W całym spotkaniu nie wiele było podbramkowych sytuacji. Białobrzeżanie przyjechali na mecz osłabieni, ale ci, którzy dostali szansę gry, na pewno nie zawiedli i byli równorzędnym partnerem dla Broni.
Pierwsi groźnie zaatakowali nasi piłkarze. W 8 minucie minimalnie nad poprzeczką uderzył Paweł Ankurowski. Tymczasem w 36 minucie w sytuacji sam na sam znalazł się Daniel Barzyński, ale piłkę spod nóg wyłuskał mu Kevin McMullen. Chwilę później po rozegraniu rzutu wolnego minimalnie chybił Chrzanowski.
W drugiej połowie gra toczyła się jakby falami. Chwilowo Broń przeważała, po czym Pilica dochodziła do głosu i sytuacja znowu się zmieniała. W 78 minucie Broń egzekwowała rzut rożny. Mocno bita piłka Marczaka, doszło do zamieszania pod bramką Młodzińskiego i piłka odbita od pleców Janakowskiego wpadła do siatki.
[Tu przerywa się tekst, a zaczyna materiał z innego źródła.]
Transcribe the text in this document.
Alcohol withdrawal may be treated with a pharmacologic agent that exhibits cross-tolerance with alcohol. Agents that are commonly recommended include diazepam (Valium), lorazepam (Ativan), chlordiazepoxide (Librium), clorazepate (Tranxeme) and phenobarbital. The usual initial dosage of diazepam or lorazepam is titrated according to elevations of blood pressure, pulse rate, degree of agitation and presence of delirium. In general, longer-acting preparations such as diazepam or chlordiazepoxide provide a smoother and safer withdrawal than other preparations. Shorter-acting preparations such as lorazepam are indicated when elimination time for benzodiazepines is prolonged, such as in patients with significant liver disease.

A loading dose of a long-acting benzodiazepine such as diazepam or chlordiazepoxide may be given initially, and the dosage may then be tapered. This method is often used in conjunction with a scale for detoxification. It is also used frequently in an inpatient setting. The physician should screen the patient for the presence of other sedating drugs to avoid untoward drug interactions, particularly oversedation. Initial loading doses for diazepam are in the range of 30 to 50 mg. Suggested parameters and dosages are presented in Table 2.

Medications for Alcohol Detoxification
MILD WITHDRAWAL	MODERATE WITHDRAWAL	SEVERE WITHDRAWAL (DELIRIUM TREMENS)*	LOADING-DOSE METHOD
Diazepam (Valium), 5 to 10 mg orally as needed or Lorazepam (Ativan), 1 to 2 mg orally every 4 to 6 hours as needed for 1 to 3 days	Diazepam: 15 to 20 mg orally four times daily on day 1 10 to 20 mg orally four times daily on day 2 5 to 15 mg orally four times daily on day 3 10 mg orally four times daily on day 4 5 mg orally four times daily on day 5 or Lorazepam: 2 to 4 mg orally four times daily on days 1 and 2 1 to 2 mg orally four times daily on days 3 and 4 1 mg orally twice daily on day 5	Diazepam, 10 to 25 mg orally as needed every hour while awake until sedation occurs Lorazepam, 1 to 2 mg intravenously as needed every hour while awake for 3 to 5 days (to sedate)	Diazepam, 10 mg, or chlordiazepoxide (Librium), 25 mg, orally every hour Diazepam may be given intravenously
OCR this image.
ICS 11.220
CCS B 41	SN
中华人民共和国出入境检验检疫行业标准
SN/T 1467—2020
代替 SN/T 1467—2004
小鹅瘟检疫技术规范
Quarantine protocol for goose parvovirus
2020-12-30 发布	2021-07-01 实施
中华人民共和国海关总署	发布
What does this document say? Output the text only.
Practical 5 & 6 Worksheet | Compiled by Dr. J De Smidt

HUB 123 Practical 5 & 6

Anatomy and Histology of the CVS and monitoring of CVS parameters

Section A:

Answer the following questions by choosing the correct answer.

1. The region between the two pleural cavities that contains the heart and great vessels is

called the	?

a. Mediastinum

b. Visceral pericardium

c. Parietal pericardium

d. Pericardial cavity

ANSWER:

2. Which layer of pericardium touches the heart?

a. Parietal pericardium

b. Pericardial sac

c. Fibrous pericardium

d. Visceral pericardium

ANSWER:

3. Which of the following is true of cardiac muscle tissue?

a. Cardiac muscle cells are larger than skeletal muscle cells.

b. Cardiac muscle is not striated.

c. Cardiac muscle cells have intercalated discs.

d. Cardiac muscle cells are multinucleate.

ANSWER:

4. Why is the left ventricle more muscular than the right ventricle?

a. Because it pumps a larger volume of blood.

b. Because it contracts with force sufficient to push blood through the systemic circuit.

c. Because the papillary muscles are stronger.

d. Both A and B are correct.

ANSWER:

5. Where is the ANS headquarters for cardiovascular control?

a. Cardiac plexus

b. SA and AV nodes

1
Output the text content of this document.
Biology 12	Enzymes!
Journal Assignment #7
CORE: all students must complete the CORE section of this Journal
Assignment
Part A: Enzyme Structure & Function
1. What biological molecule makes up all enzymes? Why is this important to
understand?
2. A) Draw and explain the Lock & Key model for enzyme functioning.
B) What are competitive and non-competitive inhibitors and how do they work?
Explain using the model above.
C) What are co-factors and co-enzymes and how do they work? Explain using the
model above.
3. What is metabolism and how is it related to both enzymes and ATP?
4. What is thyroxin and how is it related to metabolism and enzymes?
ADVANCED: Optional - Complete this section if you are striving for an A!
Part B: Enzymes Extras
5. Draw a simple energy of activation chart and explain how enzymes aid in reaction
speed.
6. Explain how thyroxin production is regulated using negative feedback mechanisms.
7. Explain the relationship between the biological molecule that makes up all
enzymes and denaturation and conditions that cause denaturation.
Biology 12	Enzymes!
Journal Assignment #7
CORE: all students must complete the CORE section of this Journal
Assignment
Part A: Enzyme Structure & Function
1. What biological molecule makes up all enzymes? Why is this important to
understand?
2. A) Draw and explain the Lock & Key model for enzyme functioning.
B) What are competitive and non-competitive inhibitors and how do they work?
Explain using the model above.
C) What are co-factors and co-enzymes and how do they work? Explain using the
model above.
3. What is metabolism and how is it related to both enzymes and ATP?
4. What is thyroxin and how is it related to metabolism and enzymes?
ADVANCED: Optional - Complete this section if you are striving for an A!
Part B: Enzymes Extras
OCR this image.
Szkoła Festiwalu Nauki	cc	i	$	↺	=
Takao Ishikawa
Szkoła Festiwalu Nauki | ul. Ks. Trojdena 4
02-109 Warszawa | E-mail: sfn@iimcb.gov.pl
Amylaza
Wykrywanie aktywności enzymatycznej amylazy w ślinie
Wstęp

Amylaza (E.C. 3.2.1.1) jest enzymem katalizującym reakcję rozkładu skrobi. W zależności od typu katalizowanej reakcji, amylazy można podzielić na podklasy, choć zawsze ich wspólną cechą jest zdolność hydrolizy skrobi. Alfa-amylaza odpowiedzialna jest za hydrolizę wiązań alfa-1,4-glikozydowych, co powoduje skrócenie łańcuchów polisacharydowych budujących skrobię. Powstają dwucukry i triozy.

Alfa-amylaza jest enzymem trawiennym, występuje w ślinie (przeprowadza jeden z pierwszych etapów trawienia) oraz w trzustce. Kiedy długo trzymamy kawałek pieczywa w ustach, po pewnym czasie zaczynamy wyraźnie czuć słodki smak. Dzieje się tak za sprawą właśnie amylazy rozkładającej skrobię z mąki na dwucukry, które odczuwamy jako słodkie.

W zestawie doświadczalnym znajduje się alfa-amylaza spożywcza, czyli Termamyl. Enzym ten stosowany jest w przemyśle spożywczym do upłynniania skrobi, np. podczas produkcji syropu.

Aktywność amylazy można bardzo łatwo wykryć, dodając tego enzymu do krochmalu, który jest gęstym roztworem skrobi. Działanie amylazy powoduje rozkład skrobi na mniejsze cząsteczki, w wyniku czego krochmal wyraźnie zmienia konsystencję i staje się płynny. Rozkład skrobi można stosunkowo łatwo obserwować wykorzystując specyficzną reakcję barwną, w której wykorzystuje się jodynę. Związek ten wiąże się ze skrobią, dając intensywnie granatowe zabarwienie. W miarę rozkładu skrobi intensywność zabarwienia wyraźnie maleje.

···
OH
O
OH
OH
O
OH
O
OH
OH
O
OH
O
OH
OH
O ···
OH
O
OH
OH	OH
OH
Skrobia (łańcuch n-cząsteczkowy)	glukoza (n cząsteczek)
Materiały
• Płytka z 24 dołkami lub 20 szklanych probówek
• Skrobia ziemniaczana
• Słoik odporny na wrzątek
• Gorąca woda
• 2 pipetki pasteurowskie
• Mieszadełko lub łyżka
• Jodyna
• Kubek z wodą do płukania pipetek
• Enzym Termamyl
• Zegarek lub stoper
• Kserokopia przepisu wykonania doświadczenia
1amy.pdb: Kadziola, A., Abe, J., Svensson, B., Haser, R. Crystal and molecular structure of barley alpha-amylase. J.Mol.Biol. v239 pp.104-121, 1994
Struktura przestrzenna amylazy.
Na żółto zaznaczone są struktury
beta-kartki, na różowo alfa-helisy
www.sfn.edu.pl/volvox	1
Ostatnie minuty przeważali białobrzeżanie, ale pozostawili w obronie sporo swobody. W 85 minucie Przemek Nogaj miał sytuację sam na sam, a w 90 minucie Tomekj Bartosiak. W obu przypadkach Paweł Młodziński ratował swój zespół od straty gola.
Duże gratulacje dla Broni, ale również dla drużyny gości, bo pokazali charakter i wolę walki. Wielkie brawa dla kibiców obu klubów za gromki doping dla swoich zespołów.